Pour être sûre que ses larves bénéficieront d'une alimentation abondante en pucerons, une femelle doit pondre ses œufs lorsque la colonie de pucerons en est à ses débuts. Elle y parvient en évaluant plusieurs indices, notamment la densité des pucerons, le miellat produit par les pucerons et les produits chimiques volatils libérés par une plante infestée de pucerons.

Il a été démontré que les larves de coccinelles à 2 points (Adalia bipunctata pour les sérieux) qui parviennent à manger l'un de leurs frères et sœurs au stade oeufs se développeront beaucoup plus rapidement et sont beaucoup plus susceptibles de survivre jusqu'à l'âge adulte que les larves privées de la possibilité d'être des cannibales. Au stade larvaire c’est la même chose, les plus gros mangent les plus petits.

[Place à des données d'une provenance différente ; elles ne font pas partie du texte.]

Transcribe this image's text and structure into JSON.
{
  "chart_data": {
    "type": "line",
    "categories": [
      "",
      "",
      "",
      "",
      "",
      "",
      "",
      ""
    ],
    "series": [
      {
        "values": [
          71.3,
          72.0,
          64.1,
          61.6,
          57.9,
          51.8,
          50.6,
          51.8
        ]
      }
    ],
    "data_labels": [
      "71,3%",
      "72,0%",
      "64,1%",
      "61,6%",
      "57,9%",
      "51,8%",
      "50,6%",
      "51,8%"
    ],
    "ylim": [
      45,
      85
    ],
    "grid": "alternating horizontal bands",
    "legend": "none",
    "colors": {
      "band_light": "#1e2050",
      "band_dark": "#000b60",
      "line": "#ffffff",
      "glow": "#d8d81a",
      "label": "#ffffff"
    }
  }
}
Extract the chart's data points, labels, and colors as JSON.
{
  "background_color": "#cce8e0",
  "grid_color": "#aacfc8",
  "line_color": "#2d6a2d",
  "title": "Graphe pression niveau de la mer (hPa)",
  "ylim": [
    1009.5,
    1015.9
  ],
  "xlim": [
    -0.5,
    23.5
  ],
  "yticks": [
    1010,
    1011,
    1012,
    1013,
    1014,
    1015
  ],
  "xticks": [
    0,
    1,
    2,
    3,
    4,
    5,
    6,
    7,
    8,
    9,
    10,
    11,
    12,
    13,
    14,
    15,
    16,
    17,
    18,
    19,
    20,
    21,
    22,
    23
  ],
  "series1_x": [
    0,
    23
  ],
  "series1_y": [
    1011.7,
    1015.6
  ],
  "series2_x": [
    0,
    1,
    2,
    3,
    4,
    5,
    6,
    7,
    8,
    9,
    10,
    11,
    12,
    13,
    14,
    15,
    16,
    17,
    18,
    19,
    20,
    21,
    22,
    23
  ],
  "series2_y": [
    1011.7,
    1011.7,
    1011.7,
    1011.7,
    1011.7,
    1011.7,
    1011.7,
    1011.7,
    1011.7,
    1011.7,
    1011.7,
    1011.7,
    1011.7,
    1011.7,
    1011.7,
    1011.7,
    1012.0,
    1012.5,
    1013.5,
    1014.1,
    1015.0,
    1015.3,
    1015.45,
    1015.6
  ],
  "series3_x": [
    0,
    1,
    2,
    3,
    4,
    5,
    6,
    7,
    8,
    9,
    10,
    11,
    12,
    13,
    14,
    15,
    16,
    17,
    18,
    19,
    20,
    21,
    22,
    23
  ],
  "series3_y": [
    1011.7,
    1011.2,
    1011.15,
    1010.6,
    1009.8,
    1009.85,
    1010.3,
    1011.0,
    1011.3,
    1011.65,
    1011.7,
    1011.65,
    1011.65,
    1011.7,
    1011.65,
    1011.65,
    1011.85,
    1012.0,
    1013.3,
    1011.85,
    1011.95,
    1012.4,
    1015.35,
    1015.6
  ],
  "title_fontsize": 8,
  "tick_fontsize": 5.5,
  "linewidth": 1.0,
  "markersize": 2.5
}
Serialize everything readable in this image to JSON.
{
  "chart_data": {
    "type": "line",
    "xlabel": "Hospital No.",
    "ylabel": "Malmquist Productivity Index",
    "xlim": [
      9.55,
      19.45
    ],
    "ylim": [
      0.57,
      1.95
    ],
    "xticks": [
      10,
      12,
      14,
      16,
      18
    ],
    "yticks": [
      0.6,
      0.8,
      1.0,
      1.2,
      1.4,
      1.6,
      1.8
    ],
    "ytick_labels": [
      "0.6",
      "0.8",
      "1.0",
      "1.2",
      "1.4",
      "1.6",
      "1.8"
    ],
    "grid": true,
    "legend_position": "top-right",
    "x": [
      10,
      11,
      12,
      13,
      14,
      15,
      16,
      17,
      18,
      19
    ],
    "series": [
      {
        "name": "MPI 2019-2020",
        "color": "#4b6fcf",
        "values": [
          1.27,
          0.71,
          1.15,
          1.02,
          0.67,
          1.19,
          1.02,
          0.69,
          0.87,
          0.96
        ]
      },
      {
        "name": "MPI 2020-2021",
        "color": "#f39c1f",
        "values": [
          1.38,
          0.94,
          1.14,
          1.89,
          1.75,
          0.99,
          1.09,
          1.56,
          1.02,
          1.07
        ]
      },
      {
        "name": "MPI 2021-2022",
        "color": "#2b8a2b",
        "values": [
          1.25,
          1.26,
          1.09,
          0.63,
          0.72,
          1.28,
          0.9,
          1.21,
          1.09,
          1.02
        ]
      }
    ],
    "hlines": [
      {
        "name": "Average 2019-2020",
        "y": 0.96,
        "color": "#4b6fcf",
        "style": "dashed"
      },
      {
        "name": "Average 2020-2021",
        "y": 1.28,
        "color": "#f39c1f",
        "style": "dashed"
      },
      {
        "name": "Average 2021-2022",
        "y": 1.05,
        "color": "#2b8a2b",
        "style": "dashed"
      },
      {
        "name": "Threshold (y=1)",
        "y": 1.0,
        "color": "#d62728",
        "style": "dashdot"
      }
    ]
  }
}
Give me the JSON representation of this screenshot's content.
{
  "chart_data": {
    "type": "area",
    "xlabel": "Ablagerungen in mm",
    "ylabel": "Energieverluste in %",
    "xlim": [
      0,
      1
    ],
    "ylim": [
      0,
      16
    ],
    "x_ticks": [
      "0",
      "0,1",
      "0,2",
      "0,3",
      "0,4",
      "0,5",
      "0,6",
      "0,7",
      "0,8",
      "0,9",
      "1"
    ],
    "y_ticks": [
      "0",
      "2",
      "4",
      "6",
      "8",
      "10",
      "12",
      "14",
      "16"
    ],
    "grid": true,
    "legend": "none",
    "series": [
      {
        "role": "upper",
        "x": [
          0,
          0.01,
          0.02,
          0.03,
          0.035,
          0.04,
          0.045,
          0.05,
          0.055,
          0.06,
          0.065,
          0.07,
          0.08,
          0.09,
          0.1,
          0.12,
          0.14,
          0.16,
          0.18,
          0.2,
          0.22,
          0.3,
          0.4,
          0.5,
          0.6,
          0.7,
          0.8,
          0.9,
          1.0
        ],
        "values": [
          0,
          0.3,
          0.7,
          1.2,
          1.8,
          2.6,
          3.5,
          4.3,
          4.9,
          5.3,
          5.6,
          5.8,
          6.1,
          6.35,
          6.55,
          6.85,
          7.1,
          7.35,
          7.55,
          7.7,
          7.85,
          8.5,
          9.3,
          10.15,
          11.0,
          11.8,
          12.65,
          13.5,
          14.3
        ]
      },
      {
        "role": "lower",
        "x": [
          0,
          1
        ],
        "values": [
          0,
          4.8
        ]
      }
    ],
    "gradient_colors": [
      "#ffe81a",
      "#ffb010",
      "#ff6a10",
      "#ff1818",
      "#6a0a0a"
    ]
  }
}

Et donc, si une colonie de pucerons a déjà des larves de coccinelles, une femelle fera bien de l'éviter. Contrôler les pucerons n’est pas leur première objectif, c’est un avantage involontaire pour nous.

Au cas où vous seriez toujours aveuglé par un amour inconditionnel des coccinelles, il y a quelques autres vérités dont vous devriez être conscient.

Premièrement, ils vivent dans la promiscuité. Par exemple, une étude génétique des coccinelles à 2 points a révélé que les couvées contiennent souvent des œufs fécondés par trois mâles différents, parfois plus.

Deuxièmement, les maladies sexuellement transmissibles sont courantes. Plusieurs espèces, y compris Adalia, sont affectées par des acariens appelés Coccipolipus hippodamiae. Ces parasites vivent sous les élytres, où ils se nourrissent de l'hémolymphe de la coccinelle - son « sang » - et ont des bébés. Lorsque les coccinelles font l'amour, c'est la chance pour les acariens de déménager. Dans un accouplement expérimental particulièrement infectieux, une coccinelle mâle sans méfiance a passée avec bonheur sur son sperme plus de 81 larves d'acariens.

Ces acariens sexuellement transmissibles peuvent être coûteux, en particulier pour les femelles. Comparée aux témoins non infectés, une coccinelle infestée d'acariens pondra généralement des couvées plus petites et ses œufs seront moins viables. Alors maintenant vous savez. La prochaine fois que votre enfant se penchera pour prendre une coccinelle, vous pourrez lui dire tout sur les tendances cannibales et le comportement sexuel inconvenant.